Sunday, July 17, 2022

The King of the rhetoric industries

The last book published by Simon Kuper (“Chums. How a Tiny Caste of Oxford Tories Took Over the UK”) provides the background to understand how a clown such as Boris Johnson could lead his country out of the European Union and become Her Majesty’s Prime Minister. Also, it helps us understand why his premiership soon imploded as a result of his lies, incompetence and dishonesty. Johnson predictably turned out to be a successful campaigner and a disastrous ruler.


If the departure of Messi from FC Barcelona helped Simon Kuper promote his previous book (“Barça”), now the resignation of Johnson will help him promote this one. That is good news –both the resignation and the increased number of readers of an excellent book.

The still sitting Prime Minister is representative of a caste of upper class Tories that went to the most elitist school (Eton) and to the most elitist University (Oxford). The nature of these learning institutions, which gave priority to rhetoric and status over substantive knowledge and work, is an independent variable that has significantly influenced the political style of Johnson and his closest allies.

For a non-British reader (and perhaps to some Brits as well), the book reveals the myth of the “intelligence” of Boris Johnson. We are used to hearing the argument that Johnson is better than our populists because he wrote a biography of Churchill and he can recite poems in Latin and classical Greek. The reason for that is that history and classical literature is all he learned in school and university, and most probably at a very superficial level. The style of teaching and studying when he was in Oxford required minimal hours of effort, and was based on essays that lacked substance and serious research. Most of the time was spent conspiring in debating societies where serious ideas occuppied a back seat. 

As a result of that, most of the Oxford Tories (including Johnson)  went into what Kuper calls the rhetoric industries: journalism, television, politics… And they reached the highest jobs in politics not after a previous experience managing anything remotely serious, but by writing columns in right-wing newspapers or joking on TV.

They found in Brexit the cause that they couldn’t find in no longer existing wars. Leading Brexit did not require the management skills of their predecessors in the ruling classes, but provided a similar sense of greatness –at lest to them. “Doing” Brexit turned out to be much more complex, and so far has resulted into an increasingly obvious and hopefully reversible failure.

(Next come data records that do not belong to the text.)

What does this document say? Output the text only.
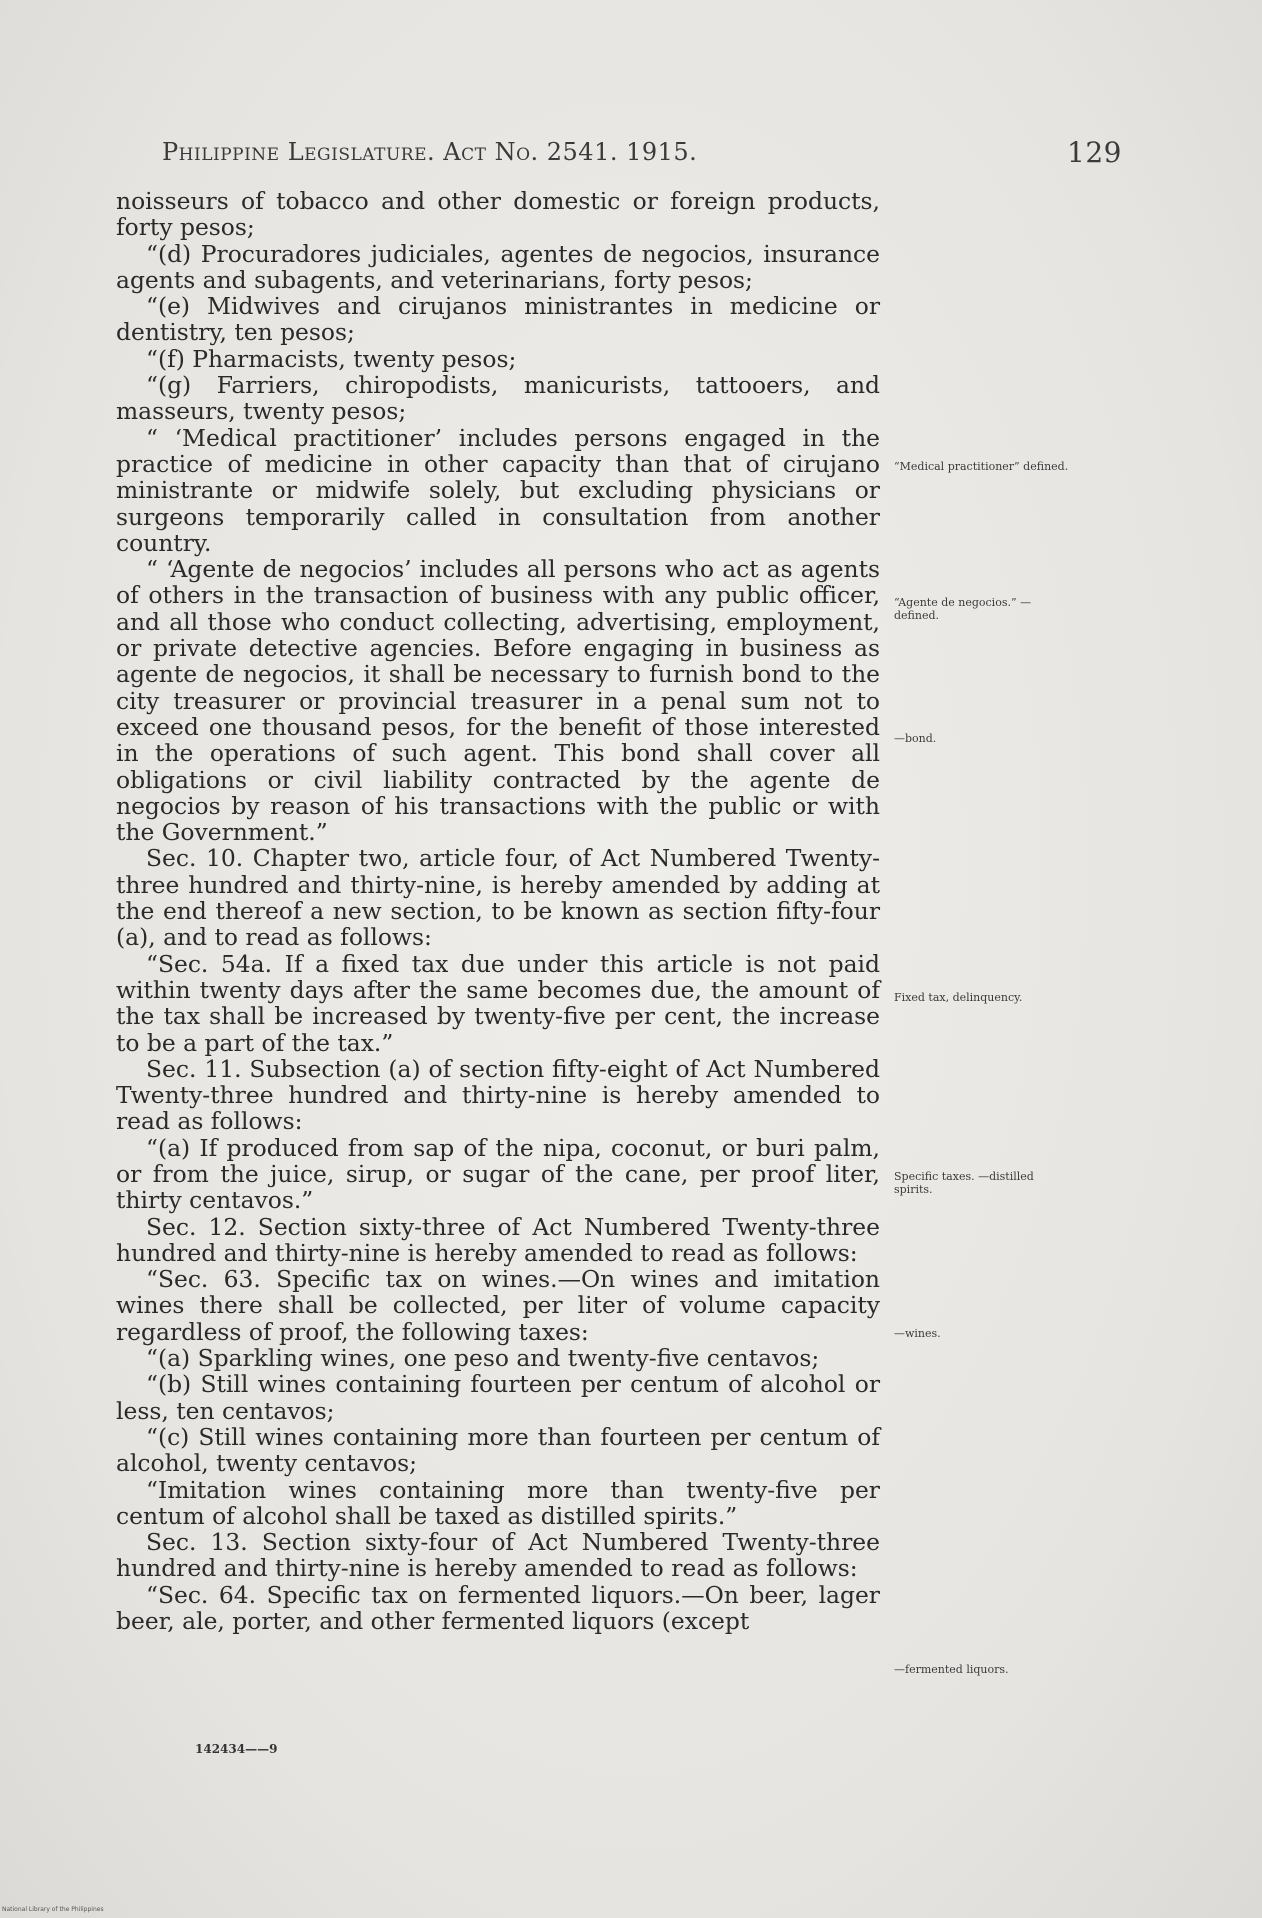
Philippine Legislature. Act No. 2541. 1915.	129

noisseurs of tobacco and other domestic or foreign products, forty pesos;

“(d) Procuradores judiciales, agentes de negocios, insurance agents and subagents, and veterinarians, forty pesos;

“(e) Midwives and cirujanos ministrantes in medicine or dentistry, ten pesos;

“(f) Pharmacists, twenty pesos;

“(g) Farriers, chiropodists, manicurists, tattooers, and masseurs, twenty pesos;

“ ‘Medical practitioner’ includes persons engaged in the practice of medicine in other capacity than that of cirujano ministrante or midwife solely, but excluding physicians or surgeons temporarily called in consultation from another country.

“ ‘Agente de negocios’ includes all persons who act as agents of others in the transaction of business with any public officer, and all those who conduct collecting, advertising, employment, or private detective agencies. Before engaging in business as agente de negocios, it shall be necessary to furnish bond to the city treasurer or provincial treasurer in a penal sum not to exceed one thousand pesos, for the benefit of those interested in the operations of such agent. This bond shall cover all obligations or civil liability contracted by the agente de negocios by reason of his transactions with the public or with the Government.”

Sec. 10. Chapter two, article four, of Act Numbered Twenty-three hundred and thirty-nine, is hereby amended by adding at the end thereof a new section, to be known as section fifty-four (a), and to read as follows:

“Sec. 54a. If a fixed tax due under this article is not paid within twenty days after the same becomes due, the amount of the tax shall be increased by twenty-five per cent, the increase to be a part of the tax.”

Sec. 11. Subsection (a) of section fifty-eight of Act Numbered Twenty-three hundred and thirty-nine is hereby amended to read as follows:

“(a) If produced from sap of the nipa, coconut, or buri palm, or from the juice, sirup, or sugar of the cane, per proof liter, thirty centavos.”

Sec. 12. Section sixty-three of Act Numbered Twenty-three hundred and thirty-nine is hereby amended to read as follows:

“Sec. 63. Specific tax on wines.—On wines and imitation wines there shall be collected, per liter of volume capacity regardless of proof, the following taxes:

“(a) Sparkling wines, one peso and twenty-five centavos;

“(b) Still wines containing fourteen per centum of alcohol or less, ten centavos;

“(c) Still wines containing more than fourteen per centum of alcohol, twenty centavos;

“Imitation wines containing more than twenty-five per centum of alcohol shall be taxed as distilled spirits.”

Sec. 13. Section sixty-four of Act Numbered Twenty-three hundred and thirty-nine is hereby amended to read as follows:

“Sec. 64. Specific tax on fermented liquors.—On beer, lager beer, ale, porter, and other fermented liquors (except

“Medical practitioner” defined.
“Agente de negocios.” —defined.
—bond.
Fixed tax, delinquency.
Specific taxes. —distilled spirits.
—wines.
—fermented liquors.
142434——9
National Library of the Philippines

The book explains how Johnson “took his shaky French to Brussels in 1989” to write columns that appealed to eurosceptics by playing with half truths and stereotypes. A common theme of his articles was that “nobody tells us what to do,” a national-populist slogan that merged sovereignism with inverse class struggle.

Oxford Tories became obsessed with European federalism, and they used it as a scapegoat to build a movement based on lies and demagoguery. I learned in the book that the predecessor to the UK Independence Party of Nigel Farage was called the Anti-Federalist League.

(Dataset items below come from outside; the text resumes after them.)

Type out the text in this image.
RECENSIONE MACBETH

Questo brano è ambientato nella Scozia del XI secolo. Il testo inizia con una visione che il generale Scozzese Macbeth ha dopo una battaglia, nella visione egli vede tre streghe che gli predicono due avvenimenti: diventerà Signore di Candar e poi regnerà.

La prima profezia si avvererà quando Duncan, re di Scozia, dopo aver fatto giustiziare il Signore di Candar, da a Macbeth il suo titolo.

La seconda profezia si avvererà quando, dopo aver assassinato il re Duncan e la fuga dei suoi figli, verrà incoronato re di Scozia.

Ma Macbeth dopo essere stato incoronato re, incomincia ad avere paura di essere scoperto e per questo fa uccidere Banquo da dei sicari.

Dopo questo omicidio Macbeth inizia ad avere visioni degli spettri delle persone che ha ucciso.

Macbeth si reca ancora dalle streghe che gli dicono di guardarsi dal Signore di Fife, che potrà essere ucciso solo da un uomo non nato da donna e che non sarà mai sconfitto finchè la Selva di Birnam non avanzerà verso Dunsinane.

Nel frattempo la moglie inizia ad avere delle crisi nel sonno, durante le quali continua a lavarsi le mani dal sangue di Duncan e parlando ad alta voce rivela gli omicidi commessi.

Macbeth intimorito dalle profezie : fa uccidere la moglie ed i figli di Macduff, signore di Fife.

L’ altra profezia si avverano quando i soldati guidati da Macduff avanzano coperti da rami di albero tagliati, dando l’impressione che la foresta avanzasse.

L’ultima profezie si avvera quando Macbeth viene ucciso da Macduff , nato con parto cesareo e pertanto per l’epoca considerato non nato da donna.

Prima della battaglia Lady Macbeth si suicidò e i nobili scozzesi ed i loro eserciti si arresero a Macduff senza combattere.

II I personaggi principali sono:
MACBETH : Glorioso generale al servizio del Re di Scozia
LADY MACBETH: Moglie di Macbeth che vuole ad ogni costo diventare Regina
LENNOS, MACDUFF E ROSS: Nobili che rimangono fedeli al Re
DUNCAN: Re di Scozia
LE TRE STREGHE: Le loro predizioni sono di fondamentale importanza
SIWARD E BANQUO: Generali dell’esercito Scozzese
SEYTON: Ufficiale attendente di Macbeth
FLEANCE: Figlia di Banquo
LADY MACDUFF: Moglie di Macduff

Simon Kuper argues that “entertainment journalism was the perfect role for a man who lacked the patience for serious political ideas.” He and his caste colleagues always privileged verbal intelligence over analytical intelligence. That was more than enough to develop “an entertaining and persuasive story, wrapped in tutorial level plausibility, larded with quips and choice statistics and appeals to ancient British traditions of liberty.”

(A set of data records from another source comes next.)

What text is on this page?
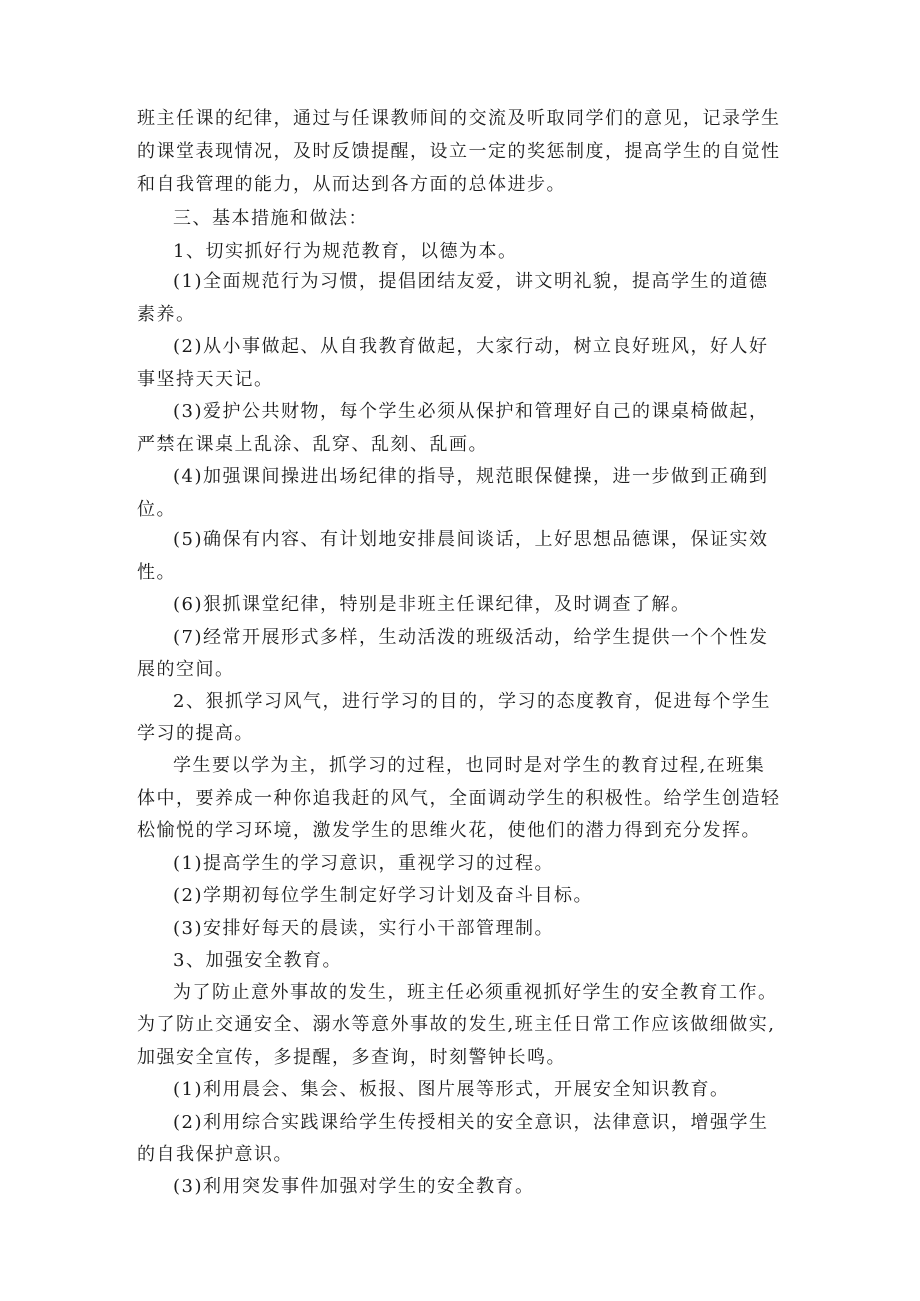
班主任课的纪律，通过与任课教师间的交流及听取同学们的意见，记录学生
的课堂表现情况，及时反馈提醒，设立一定的奖惩制度，提高学生的自觉性
和自我管理的能力，从而达到各方面的总体进步。
三、基本措施和做法：
1、切实抓好行为规范教育，以德为本。
(1)全面规范行为习惯，提倡团结友爱，讲文明礼貌，提高学生的道德
素养。
(2)从小事做起、从自我教育做起，大家行动，树立良好班风，好人好
事坚持天天记。
(3)爱护公共财物，每个学生必须从保护和管理好自己的课桌椅做起，
严禁在课桌上乱涂、乱穿、乱刻、乱画。
(4)加强课间操进出场纪律的指导，规范眼保健操，进一步做到正确到
位。
(5)确保有内容、有计划地安排晨间谈话，上好思想品德课，保证实效
性。
(6)狠抓课堂纪律，特别是非班主任课纪律，及时调查了解。
(7)经常开展形式多样，生动活泼的班级活动，给学生提供一个个性发
展的空间。
2、狠抓学习风气，进行学习的目的，学习的态度教育，促进每个学生
学习的提高。
学生要以学为主，抓学习的过程，也同时是对学生的教育过程,在班集
体中，要养成一种你追我赶的风气，全面调动学生的积极性。给学生创造轻
松愉悦的学习环境，激发学生的思维火花，使他们的潜力得到充分发挥。
(1)提高学生的学习意识，重视学习的过程。
(2)学期初每位学生制定好学习计划及奋斗目标。
(3)安排好每天的晨读，实行小干部管理制。
3、加强安全教育。
为了防止意外事故的发生，班主任必须重视抓好学生的安全教育工作。
为了防止交通安全、溺水等意外事故的发生,班主任日常工作应该做细做实,
加强安全宣传，多提醒，多查询，时刻警钟长鸣。
(1)利用晨会、集会、板报、图片展等形式，开展安全知识教育。
(2)利用综合实践课给学生传授相关的安全意识，法律意识，增强学生
的自我保护意识。
(3)利用突发事件加强对学生的安全教育。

The elite’s self perpetuation was based on a contempt of ideas, and also when needed on corruption and favouritism (plus the tools of expensive professional modern campaigning). All these ingredients (except the professional campaigning) showed up when the Tory leadership had to confront the Covid-19 pandemic, for which their superficial training in Oxford and their previous careers provided no guidance. They did not even have an intuition for exponential growth or contagion models. As a result, the UK had one of the worst records in the western world of fighting the pandemic. The perception of that by the public was not helped by corrupt deals to provide tests and equipment at the beginning of the disease. In addition, while they were incompetently issuing rules for their citizens, some of them, including Boris Johnson, where doing the opposite of what they were asking people to do. The rules were always for others.

As conservative and right wing ideas become less appropriate to deal with the problems of our world, and they deviate more from the interests of a majority of citizens, communication and spin become more valuable assets than in the past. It is no surprise then that one of the leading candidates to succeed Boris Johnson as leader of the Conservative Party is a former TV reality show contestant. Just another one.